思わずカウンターに手をつき身を乗り出しそうな湯沢は、けれど表情を変えずに悠然とするばかりの彼に高まる声を抑えた。

「僕は、手術がしたくて外科医になったんです。小さな個人経営の病院や診療所では無理です」

「そんなん、中里に言うたらいくらでもどないかしてくれるんちゃう?」

「え?」

「どこどこの手術したい、言うたら、その怪我人なり病人、作ってきてくれるんちゃう?」

「・・・怪我人を、作る?」

「そういうたら、湯沢さんは外科医なんよね。刺し傷とか骨折とかそんなん専門やったっけ?せやったら簡単に作れるやない。なんせ中里がナイフで一突きしたら───」

「そんな事、望んでません!」

さも楽観的に続ける村崎を制し、湯沢は声を荒げた。

手術がしたいからと怪我人を作る医者が何処に居るというのか。

否、どこかには居るやもしれないが、そんな非道な人種に率先してなるつもりはない。

もしもそれを中里に提案されれば、そんな相手とは暮らしてゆけないとヤクザに睨まれてでも逃げるだろう。
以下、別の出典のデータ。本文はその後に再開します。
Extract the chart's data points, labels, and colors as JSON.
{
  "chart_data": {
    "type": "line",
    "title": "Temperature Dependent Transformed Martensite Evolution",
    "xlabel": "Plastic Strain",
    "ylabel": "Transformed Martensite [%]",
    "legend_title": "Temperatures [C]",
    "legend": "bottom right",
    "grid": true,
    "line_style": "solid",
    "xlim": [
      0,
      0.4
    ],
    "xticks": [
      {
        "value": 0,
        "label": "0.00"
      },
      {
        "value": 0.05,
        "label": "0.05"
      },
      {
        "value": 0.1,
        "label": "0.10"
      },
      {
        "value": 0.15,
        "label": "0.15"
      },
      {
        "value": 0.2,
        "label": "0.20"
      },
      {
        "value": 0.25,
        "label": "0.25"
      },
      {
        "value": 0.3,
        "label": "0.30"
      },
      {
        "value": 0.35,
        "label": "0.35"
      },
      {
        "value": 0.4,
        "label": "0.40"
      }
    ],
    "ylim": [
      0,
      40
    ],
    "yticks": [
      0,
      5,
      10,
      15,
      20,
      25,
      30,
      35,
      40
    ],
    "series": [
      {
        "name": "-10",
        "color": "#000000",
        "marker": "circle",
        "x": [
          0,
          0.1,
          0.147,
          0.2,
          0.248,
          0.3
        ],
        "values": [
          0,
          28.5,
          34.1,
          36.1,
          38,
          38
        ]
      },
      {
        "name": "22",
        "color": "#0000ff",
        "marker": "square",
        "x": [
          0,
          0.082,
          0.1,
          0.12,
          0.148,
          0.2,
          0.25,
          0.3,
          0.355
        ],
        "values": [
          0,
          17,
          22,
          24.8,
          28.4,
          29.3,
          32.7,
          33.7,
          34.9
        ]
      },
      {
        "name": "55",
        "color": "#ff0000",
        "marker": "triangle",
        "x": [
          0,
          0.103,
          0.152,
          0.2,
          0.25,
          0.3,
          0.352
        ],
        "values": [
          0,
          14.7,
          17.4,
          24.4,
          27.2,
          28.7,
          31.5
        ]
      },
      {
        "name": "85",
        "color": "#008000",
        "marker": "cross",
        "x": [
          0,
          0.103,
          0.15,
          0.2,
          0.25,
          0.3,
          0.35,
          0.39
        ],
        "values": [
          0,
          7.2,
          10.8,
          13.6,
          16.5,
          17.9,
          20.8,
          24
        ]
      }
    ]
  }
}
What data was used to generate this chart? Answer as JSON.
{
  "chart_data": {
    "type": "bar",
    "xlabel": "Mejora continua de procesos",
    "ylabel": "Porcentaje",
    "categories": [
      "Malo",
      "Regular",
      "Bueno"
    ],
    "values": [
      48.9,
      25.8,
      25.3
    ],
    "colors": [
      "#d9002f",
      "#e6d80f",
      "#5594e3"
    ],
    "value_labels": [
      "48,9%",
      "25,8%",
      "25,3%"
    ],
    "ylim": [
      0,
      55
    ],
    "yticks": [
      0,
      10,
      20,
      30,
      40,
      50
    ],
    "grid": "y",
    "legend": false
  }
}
「そうなん?でもな、今の病院でかて、待ってたとこで好きな手術出来るとも限らんよ?」

「そうかもしれませんけど、好きな手術って・・・そりゃあるけど、でも・・・」

「好きなんやろ?手術。せやったら特に好みのんもあるやろ?それ作ってくれるんなんや最高の恋人やない?」

「でも・・・でも、俺はそうは思いません!」

今度こそ感情のままに叫んだ湯沢が、カウンターに手をつき立ち上がった。

いつか中里か遠藤から噂で聞いたのでのこのこ此処までやってきたが、どうやら時間の無駄にしかならなかったようだ。

村崎を睨みつけ、片手は自然と尻ポケットの財布へ向いている。

「もう良いです。帰ります」

「なんや、楽しいお喋りはこれからやのに」

「俺は何も楽しくありません」

ヤクザとは皆こうで、一見ヤクザに見え難くとも村崎周辺の香坂や花岡も同じ意見なのだろうか。

聞いてみたいような、恐ろしくてたまらない気もした。

湯沢が睨みつけても村崎は飄々としてみせるばかりだ。

最初から最後までつかみ所の無かった村崎にも苛立たしさを感じつつ、湯沢は紙幣を一枚カウンターに叩きつけるとバーを後にしたのだった。